Traditional Shona social customs dictate strict gender roles for men and women. Men are expected to perform manual labor in the fields or pursue trades; they occupy positions of authority both within their families and in their societies. Women are associated with the domestic realm, tending to the home,Nhamo’s sociocultural background dictates who she is allowed to be as a woman. Nhamo is an outsider in her village because she is an orphan. Her mother loved her, but when her father fled the tribe when Nhamo was a baby, he brought shame to Nhamo’s family. According to her society, a “child belong[s] to its father’s family” (20). Therefore, because Nhamo doesn’t have a father, it doesn’t “matter that [she has] spent her entire life with Mother’s relatives” (20). Proud’s absence has alienated Nhamo from her community and thus destabilizes her future as a young woman. Without a father, she has no one to “arrange the bride-price,” and no paternal aunt to stay with when she starts menstruating (20). Therefore, Nhamo’s complex familial situation bars her from participating in traditional gender roles. Nhamo often envies her cousin Masvita, because Masvita is the model of female perfection. She is quiet, talented, and pretty. She has two parents who love her and dutifully arrange her future for her.
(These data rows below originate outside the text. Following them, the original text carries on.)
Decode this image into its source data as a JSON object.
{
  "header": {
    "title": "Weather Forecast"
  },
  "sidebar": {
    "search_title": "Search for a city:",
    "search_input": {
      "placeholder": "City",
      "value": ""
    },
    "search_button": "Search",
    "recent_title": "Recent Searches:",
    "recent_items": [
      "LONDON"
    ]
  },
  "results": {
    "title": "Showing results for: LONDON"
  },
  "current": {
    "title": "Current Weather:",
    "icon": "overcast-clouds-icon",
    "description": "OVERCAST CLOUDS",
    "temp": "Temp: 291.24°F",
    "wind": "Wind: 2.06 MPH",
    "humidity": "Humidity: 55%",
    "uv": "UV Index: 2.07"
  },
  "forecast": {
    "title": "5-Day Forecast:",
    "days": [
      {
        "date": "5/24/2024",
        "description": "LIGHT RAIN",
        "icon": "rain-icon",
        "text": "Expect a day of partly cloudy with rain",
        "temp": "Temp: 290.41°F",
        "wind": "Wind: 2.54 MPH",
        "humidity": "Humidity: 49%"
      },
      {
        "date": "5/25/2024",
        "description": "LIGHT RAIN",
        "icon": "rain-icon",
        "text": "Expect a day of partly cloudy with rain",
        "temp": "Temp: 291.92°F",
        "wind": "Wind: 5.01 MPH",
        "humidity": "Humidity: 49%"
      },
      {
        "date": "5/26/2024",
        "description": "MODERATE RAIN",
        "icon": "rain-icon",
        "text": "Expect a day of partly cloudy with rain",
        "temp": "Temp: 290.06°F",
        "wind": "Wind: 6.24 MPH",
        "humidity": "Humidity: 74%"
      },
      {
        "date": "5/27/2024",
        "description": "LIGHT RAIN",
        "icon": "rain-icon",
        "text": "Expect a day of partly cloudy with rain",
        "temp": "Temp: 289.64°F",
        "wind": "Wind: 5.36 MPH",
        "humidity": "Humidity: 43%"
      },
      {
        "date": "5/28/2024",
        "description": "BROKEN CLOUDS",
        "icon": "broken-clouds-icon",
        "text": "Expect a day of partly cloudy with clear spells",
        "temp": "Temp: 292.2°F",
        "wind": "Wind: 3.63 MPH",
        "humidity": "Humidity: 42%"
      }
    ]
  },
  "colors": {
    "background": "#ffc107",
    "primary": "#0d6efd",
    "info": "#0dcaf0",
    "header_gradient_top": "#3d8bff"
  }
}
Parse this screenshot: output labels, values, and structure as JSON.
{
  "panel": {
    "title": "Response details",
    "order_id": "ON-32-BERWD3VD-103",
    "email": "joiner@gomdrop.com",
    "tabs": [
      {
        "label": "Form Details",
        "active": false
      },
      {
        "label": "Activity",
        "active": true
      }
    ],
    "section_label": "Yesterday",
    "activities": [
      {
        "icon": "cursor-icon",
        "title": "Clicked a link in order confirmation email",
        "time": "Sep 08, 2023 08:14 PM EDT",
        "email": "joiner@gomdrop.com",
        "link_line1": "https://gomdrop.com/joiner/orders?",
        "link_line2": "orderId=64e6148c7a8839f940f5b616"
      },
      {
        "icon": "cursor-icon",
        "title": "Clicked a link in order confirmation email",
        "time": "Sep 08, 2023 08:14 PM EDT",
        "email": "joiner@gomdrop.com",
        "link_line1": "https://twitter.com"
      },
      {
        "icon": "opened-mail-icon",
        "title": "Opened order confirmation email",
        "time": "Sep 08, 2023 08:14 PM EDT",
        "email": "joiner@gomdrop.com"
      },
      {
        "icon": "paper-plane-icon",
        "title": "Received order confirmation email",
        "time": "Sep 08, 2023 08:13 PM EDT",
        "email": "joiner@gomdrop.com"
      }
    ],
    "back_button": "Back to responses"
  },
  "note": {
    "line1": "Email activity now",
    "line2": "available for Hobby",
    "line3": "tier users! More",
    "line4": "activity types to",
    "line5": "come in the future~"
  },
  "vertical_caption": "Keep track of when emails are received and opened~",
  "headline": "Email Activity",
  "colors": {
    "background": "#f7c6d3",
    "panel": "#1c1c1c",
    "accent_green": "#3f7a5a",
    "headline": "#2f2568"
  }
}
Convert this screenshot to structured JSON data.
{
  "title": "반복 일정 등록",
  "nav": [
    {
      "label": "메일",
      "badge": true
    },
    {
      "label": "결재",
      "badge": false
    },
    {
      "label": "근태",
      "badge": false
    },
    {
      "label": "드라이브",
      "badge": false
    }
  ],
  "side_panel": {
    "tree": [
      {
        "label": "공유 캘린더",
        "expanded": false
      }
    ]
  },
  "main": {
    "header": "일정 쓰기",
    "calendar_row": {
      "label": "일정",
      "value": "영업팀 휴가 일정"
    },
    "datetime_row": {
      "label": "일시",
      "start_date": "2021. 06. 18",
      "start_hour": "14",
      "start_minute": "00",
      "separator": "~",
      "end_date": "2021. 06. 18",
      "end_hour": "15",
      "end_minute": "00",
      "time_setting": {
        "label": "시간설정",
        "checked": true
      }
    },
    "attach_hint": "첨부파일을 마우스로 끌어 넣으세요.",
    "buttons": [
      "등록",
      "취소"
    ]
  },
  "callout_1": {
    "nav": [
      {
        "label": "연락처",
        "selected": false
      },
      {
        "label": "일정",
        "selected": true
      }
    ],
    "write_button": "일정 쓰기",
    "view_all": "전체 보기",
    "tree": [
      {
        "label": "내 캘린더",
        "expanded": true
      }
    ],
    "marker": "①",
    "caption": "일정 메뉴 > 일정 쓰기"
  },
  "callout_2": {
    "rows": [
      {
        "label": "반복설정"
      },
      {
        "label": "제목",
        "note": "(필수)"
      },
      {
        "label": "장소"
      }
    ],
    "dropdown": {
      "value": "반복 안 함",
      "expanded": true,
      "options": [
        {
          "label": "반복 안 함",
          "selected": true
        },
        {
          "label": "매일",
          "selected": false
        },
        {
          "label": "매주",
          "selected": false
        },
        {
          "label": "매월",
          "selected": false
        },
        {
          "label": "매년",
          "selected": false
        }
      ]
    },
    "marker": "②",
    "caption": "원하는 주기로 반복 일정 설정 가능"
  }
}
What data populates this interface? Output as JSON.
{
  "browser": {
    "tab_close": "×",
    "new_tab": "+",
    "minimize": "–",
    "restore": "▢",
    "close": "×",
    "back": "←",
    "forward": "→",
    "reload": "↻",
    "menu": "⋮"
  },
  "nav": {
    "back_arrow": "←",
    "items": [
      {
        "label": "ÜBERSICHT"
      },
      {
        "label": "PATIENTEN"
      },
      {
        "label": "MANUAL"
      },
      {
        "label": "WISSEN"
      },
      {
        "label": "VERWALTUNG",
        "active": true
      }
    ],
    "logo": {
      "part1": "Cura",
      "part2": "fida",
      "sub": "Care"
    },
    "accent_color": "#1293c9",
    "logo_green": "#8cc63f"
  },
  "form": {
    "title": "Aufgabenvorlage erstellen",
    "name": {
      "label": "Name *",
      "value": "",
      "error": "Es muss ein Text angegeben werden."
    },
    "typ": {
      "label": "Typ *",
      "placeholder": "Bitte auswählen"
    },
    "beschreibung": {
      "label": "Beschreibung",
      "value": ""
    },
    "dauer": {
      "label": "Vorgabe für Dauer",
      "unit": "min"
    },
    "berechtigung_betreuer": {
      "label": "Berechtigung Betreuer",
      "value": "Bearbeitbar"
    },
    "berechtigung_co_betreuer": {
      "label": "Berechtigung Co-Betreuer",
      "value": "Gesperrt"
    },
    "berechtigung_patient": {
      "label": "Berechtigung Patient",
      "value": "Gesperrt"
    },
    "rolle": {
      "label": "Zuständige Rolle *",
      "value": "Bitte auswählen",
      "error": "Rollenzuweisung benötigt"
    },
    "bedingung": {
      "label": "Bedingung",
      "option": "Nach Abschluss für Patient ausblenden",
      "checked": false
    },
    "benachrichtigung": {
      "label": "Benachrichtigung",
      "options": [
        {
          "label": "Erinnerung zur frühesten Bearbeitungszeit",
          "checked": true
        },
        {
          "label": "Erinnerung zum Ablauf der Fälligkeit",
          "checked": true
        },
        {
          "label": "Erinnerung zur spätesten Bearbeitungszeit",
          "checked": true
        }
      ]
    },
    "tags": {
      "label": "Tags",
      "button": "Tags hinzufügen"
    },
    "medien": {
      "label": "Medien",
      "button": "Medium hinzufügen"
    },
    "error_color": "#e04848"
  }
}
Nhamo’s arranged marriage promises to limit her freedom and entrap her in an unwanted life. Her family decides to sacrifice her to the Mtoko family to free themselves from Goré’s angry spirit. In doing so, they disregard Nhamo’s personal desires and needs. Nhamo has no choice but to accept this arrangement, because her social sphere and cultural traditions demand that she help her family via marriage and thus accept her role as Zororo’s new junior wife. Such traditions are not equanimous and thus restrict Nhamo’s innately independent spirit.
Nhamo’s ventures through the wilderness and her experiences in Efifi redefine her understanding of gender roles and gender equality. Her relationships with Dr. Masuku, Dr. van Heerden, and Baba Joseph are particularly significant in this regard. In Chapter 42, they tell Nhamo that she’s “far too intelligent to be turned into a family drudge or forced into a bad marriage” (290). They teach her that women “are never free until they can control their own money” (290). Nhamo misses her home village and her family. However, leaving these insular realms grants Nhamo access to social spheres, which empower her to claim autonomy over her future.